The big surprise in this research, though, comes with the brain studies. Everyone knows that the brain is a great consumer of sugar, or glucose, for energy. But what no one had expected was the specific connection between glucose supply and willpower. In a series of experiments, researchers tested this by refueling the brains of some subjects performing tasks with sugary lemonade (glucose), and some with lemonade sweetened with diet sweetener (no glucose.) The results were clear: those who got the glucose found their willpower restored, and thus their ability to exercise self-control augmented.
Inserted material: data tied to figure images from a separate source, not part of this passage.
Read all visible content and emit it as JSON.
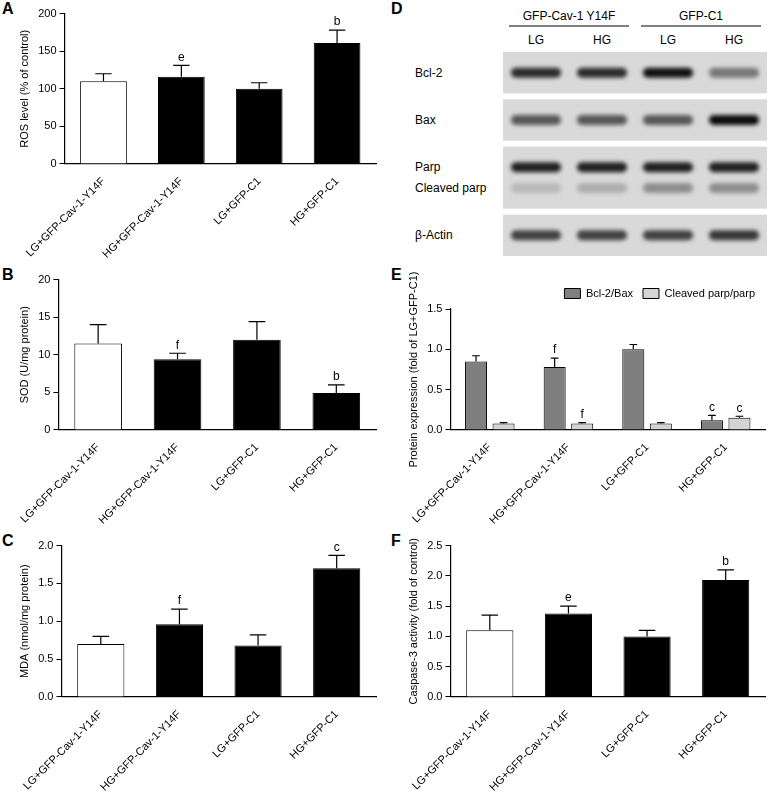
{
  "chart_data": [
    {
      "panel": "A",
      "type": "bar",
      "y_label": "ROS level (% of control)",
      "categories": [
        "LG+GFP-Cav-1-Y14F",
        "HG+GFP-Cav-1-Y14F",
        "LG+GFP-C1",
        "HG+GFP-C1"
      ],
      "values": [
        110,
        116,
        100,
        161
      ],
      "errors": [
        10,
        15,
        8,
        17
      ],
      "annotations": [
        null,
        "e",
        null,
        "b"
      ],
      "colors": [
        "#ffffff",
        "#000000",
        "#000000",
        "#000000"
      ],
      "ylim": [
        0,
        200
      ],
      "yticks": [
        0,
        50,
        100,
        150,
        200
      ],
      "grid": false
    },
    {
      "panel": "B",
      "type": "bar",
      "y_label": "SOD (U/mg protein)",
      "categories": [
        "LG+GFP-Cav-1-Y14F",
        "HG+GFP-Cav-1-Y14F",
        "LG+GFP-C1",
        "HG+GFP-C1"
      ],
      "values": [
        11.5,
        9.4,
        12,
        4.9
      ],
      "errors": [
        2.5,
        0.8,
        2.4,
        1.1
      ],
      "annotations": [
        null,
        "f",
        null,
        "b"
      ],
      "colors": [
        "#ffffff",
        "#000000",
        "#000000",
        "#000000"
      ],
      "ylim": [
        0,
        20
      ],
      "yticks": [
        0,
        5,
        10,
        15,
        20
      ],
      "grid": false
    },
    {
      "panel": "C",
      "type": "bar",
      "y_label": "MDA (nmol/mg protein)",
      "categories": [
        "LG+GFP-Cav-1-Y14F",
        "HG+GFP-Cav-1-Y14F",
        "LG+GFP-C1",
        "HG+GFP-C1"
      ],
      "values": [
        0.7,
        0.96,
        0.68,
        1.7
      ],
      "errors": [
        0.1,
        0.2,
        0.14,
        0.17
      ],
      "annotations": [
        null,
        "f",
        null,
        "c"
      ],
      "colors": [
        "#ffffff",
        "#000000",
        "#000000",
        "#000000"
      ],
      "ylim": [
        0,
        2
      ],
      "yticks": [
        {
          "value": 0,
          "label": "0.0"
        },
        0.5,
        {
          "value": 1,
          "label": "1.0"
        },
        1.5,
        {
          "value": 2,
          "label": "2.0"
        }
      ],
      "grid": false
    },
    {
      "panel": "E",
      "type": "bar",
      "y_label": "Protein expression (fold of LG+GFP-C1)",
      "categories": [
        "LG+GFP-Cav-1-Y14F",
        "HG+GFP-Cav-1-Y14F",
        "LG+GFP-C1",
        "HG+GFP-C1"
      ],
      "series": [
        {
          "name": "Bcl-2/Bax",
          "color": "#7f7f7f",
          "values": [
            0.85,
            0.78,
            1.0,
            0.12
          ],
          "errors": [
            0.07,
            0.11,
            0.06,
            0.06
          ],
          "annotations": [
            null,
            "f",
            null,
            "c"
          ]
        },
        {
          "name": "Cleaved parp/parp",
          "color": "#d4d4d4",
          "values": [
            0.08,
            0.08,
            0.08,
            0.15
          ],
          "errors": [
            0.01,
            0.01,
            0.01,
            0.02
          ],
          "annotations": [
            null,
            "f",
            null,
            "c"
          ]
        }
      ],
      "legend": "upper right",
      "ylim": [
        0,
        1.5
      ],
      "yticks": [
        {
          "value": 0,
          "label": "0.0"
        },
        0.5,
        {
          "value": 1,
          "label": "1.0"
        },
        1.5
      ],
      "grid": false
    },
    {
      "panel": "F",
      "type": "bar",
      "y_label": "Caspase-3 activity (fold of control)",
      "categories": [
        "LG+GFP-Cav-1-Y14F",
        "HG+GFP-Cav-1-Y14F",
        "LG+GFP-C1",
        "HG+GFP-C1"
      ],
      "values": [
        1.1,
        1.38,
        1.0,
        1.93
      ],
      "errors": [
        0.25,
        0.12,
        0.1,
        0.17
      ],
      "annotations": [
        null,
        "e",
        null,
        "b"
      ],
      "colors": [
        "#ffffff",
        "#000000",
        "#000000",
        "#000000"
      ],
      "ylim": [
        0,
        2.5
      ],
      "yticks": [
        {
          "value": 0,
          "label": "0.0"
        },
        0.5,
        {
          "value": 1,
          "label": "1.0"
        },
        1.5,
        {
          "value": 2,
          "label": "2.0"
        },
        2.5
      ],
      "grid": false
    }
  ],
  "blot": {
    "panel": "D",
    "groups": [
      {
        "label": "GFP-Cav-1 Y14F",
        "lanes": [
          "LG",
          "HG"
        ]
      },
      {
        "label": "GFP-C1",
        "lanes": [
          "LG",
          "HG"
        ]
      }
    ],
    "strips": [
      [
        {
          "label": "Bcl-2",
          "intensity": [
            0.8,
            0.8,
            0.92,
            0.45
          ]
        }
      ],
      [
        {
          "label": "Bax",
          "intensity": [
            0.6,
            0.6,
            0.6,
            0.95
          ]
        }
      ],
      [
        {
          "label": "Parp",
          "intensity": [
            0.85,
            0.85,
            0.85,
            0.85
          ]
        },
        {
          "label": "Cleaved parp",
          "intensity": [
            0.15,
            0.2,
            0.35,
            0.35
          ]
        }
      ],
      [
        {
          "label": "β-Actin",
          "intensity": [
            0.7,
            0.7,
            0.7,
            0.75
          ]
        }
      ]
    ]
  }
}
They made better choices, and even when asked to make financial decisions, they focused on long-term strategy rather than opting for a quick payoff. In short, more mental energy allowed them to persist in whatever task was at hand. Even more to the point, the researchers found that the effect of glucose was specific to certain areas of the brain. As Tierney puts it:
Your brain does not stop working when glucose is low. It stops doing some things and starts doing others. It responds more strongly to immediate rewards, and pays less attention to long-term prospects.
This is critical information, especially in our choice-and-distraction-filled culture. Yet another study in Germany, where subjects were monitored by frequently reporting their activity via their Blackberries, concluded that people at work spend as much as 4 hours a day “resisting desire.” The most common of these desires were “urges to eat and sleep, followed by the urge for leisure” (i.e. taking a break by playing a computer game, etc.). Sexual urges were next on the list, slightly higher than checking Facebook or email. The most popular general type of desire was to find a distraction—and of course, the workplace of large numbers of people these days centers on the computer, that click-of-the-mouse distraction machine.
And the trouble with all this is that willpower depletion doesn’t manifest with a specific symptom, like a runny nose, or a pain in the gut. As Tierney says:
Ego depletion manifests itself not as one feeling but rather as a propensity to experience everything more intensely. When the brain’s regulatory powers weaken, frustrations seem more irritating than usual. Impulses to eat, drink, spend and say stupid things feel more powerful.
Perhaps this is why tired politicians so often say, and do stupid things. Not to mention the howlers of our physicians, our generals, our corporate execs, and our media pundits. Perhaps, too, it explains why Ronald Reagan always kept a jar of jellybeans on his desk—though it is true that his decision-making stemmed from a malady of a different sort.
In any case, the lesson from all this might be: take breaks. Eat candy (or better still, protein). And don’t make important decisions when you’re exhausted (like responding to that nasty email). Most decisions can wait, and will profit from a glucose-rich, rather than a glucose-depleted brain.